There are rules barring the CIA from getting involved in matters of domestic surveillance. But here's some news: The CIA played a key role in developing a sketchy domestic dragnet phone snooping technology used by the Justice Department, according to a Wall Street Journal report.
Last year, we found out that there was a secret surveillance program in the US that used devices called "dirtboxes" to mimic cell phone towers. By putting dirtboxes in small aeroplanes, US Marshals can redirect phone traffic to hunt for suspects. In tricking phone data to redirect to dirtboxes so that law enforcement could hunt for suspects, these spy planes briefly conduct a kind of widespread data dragnet, even on people using their phones from within their homes.

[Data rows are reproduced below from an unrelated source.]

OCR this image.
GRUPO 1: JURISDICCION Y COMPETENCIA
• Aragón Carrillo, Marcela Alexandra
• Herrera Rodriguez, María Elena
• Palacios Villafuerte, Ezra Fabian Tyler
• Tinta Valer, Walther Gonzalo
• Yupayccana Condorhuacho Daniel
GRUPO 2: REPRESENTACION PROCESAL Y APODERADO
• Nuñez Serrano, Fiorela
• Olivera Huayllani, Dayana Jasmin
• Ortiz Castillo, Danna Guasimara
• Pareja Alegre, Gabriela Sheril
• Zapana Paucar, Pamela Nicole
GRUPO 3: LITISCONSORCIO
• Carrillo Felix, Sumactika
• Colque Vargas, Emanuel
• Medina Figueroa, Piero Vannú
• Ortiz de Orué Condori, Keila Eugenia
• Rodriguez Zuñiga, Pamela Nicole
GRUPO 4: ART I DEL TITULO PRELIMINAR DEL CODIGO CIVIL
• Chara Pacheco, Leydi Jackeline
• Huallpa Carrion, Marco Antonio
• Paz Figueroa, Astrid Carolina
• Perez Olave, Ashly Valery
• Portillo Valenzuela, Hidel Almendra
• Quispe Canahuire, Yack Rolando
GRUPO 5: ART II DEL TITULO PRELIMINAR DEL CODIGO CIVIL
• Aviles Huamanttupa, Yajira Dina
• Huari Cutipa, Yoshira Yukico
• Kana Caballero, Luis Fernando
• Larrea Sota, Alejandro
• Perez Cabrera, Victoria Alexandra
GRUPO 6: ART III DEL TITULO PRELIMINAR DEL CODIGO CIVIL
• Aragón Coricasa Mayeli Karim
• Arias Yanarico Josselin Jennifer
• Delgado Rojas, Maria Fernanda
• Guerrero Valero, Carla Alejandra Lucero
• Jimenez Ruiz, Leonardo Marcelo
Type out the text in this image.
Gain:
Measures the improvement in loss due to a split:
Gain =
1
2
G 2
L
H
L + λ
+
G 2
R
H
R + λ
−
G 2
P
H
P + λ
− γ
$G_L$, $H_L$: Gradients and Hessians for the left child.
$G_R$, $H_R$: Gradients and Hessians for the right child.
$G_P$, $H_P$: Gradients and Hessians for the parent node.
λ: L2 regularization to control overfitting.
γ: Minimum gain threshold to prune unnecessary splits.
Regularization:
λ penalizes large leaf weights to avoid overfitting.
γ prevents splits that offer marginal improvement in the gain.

They can also interfere with phone calls of whatever ordinary citizens happen to be near-ish to maybe-criminals. This is similar to Stingray spying devices used by the FBI and local police, which also screw up bystanders' cell service.

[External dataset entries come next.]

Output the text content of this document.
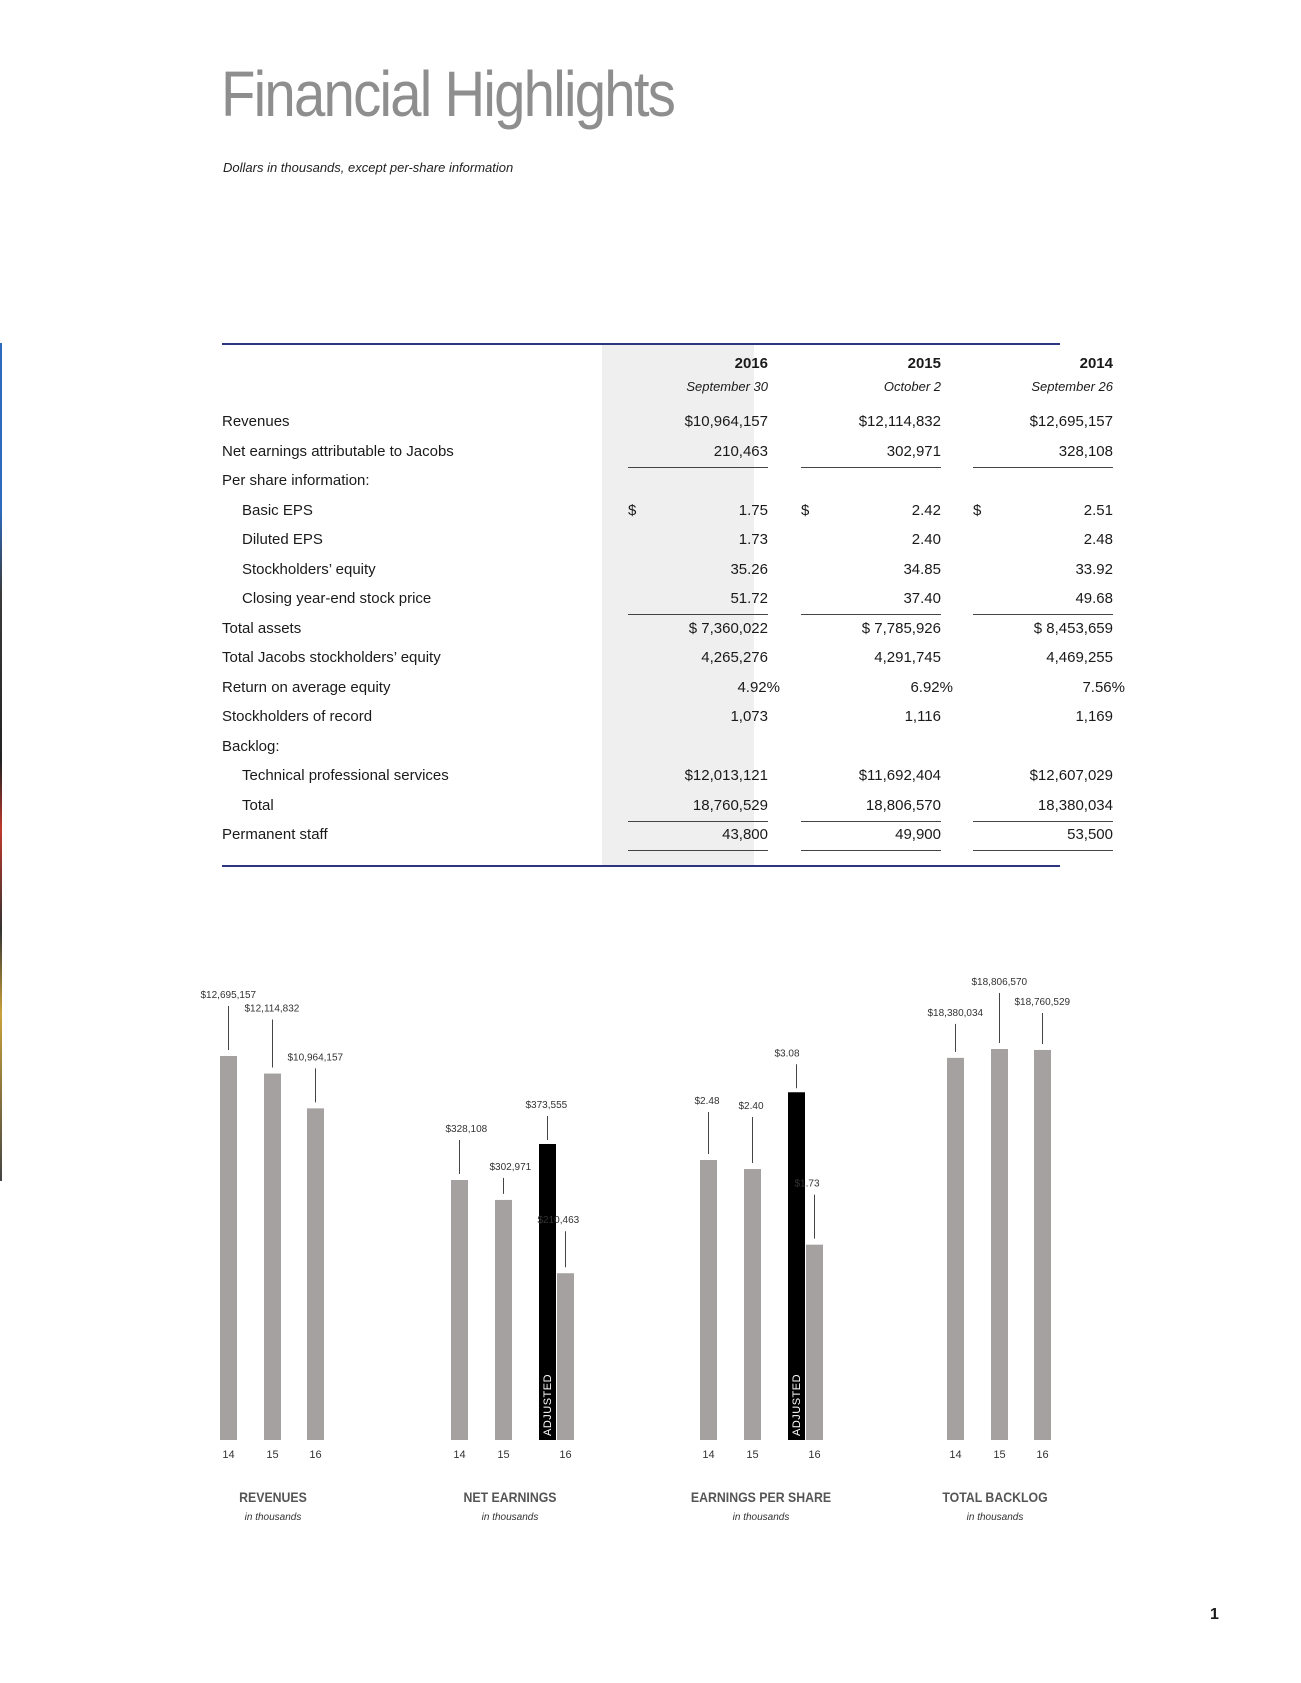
Financial Highlights
Dollars in thousands, except per-share information
2016	2015	2014
September 30	October 2	September 26
Revenues	$10,964,157	$12,114,832	$12,695,157
Net earnings attributable to Jacobs	210,463	302,971	328,108
Per share information:
Basic EPS	$	1.75 $	2.42 $	2.51
Diluted EPS	1.73	2.40	2.48
Stockholders’ equity	35.26	34.85	33.92
Closing year-end stock price	51.72	37.40	49.68
Total assets	$ 7,360,022	$ 7,785,926	$ 8,453,659
Total Jacobs stockholders’ equity	4,265,276	4,291,745	4,469,255
Return on average equity	4.92%	6.92%	7.56%
Stockholders of record	1,073	1,116	1,169
Backlog:
Technical professional services	$12,013,121	$11,692,404	$12,607,029
Total	18,760,529	18,806,570	18,380,034
Permanent staff	43,800	49,900	53,500
$12,695,157
14
$12,114,832
15
$10,964,157
16
REVENUES
in thousands
$373,555
ADJUSTED
$328,108
14
$302,971
15
$210,463
16
NET EARNINGS
in thousands
$3.08
ADJUSTED
$2.48
14
$2.40
15
$1.73
16
EARNINGS PER SHARE
in thousands
$18,380,034
14
$18,806,570
15
$18,760,529
16
TOTAL BACKLOG
in thousands
1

The cooperation between the CIA and the Justice Department on this technology began a decade ago, when the spy agency arranged for the Marshals Service to receive more than $US1 million in gear to conduct such surveillance, said people familiar with the program.
CIA and Justice Department officials say that this close-knit, coordinated decade-long project doesn't violate rules against the CIA participating in domestic surveillance.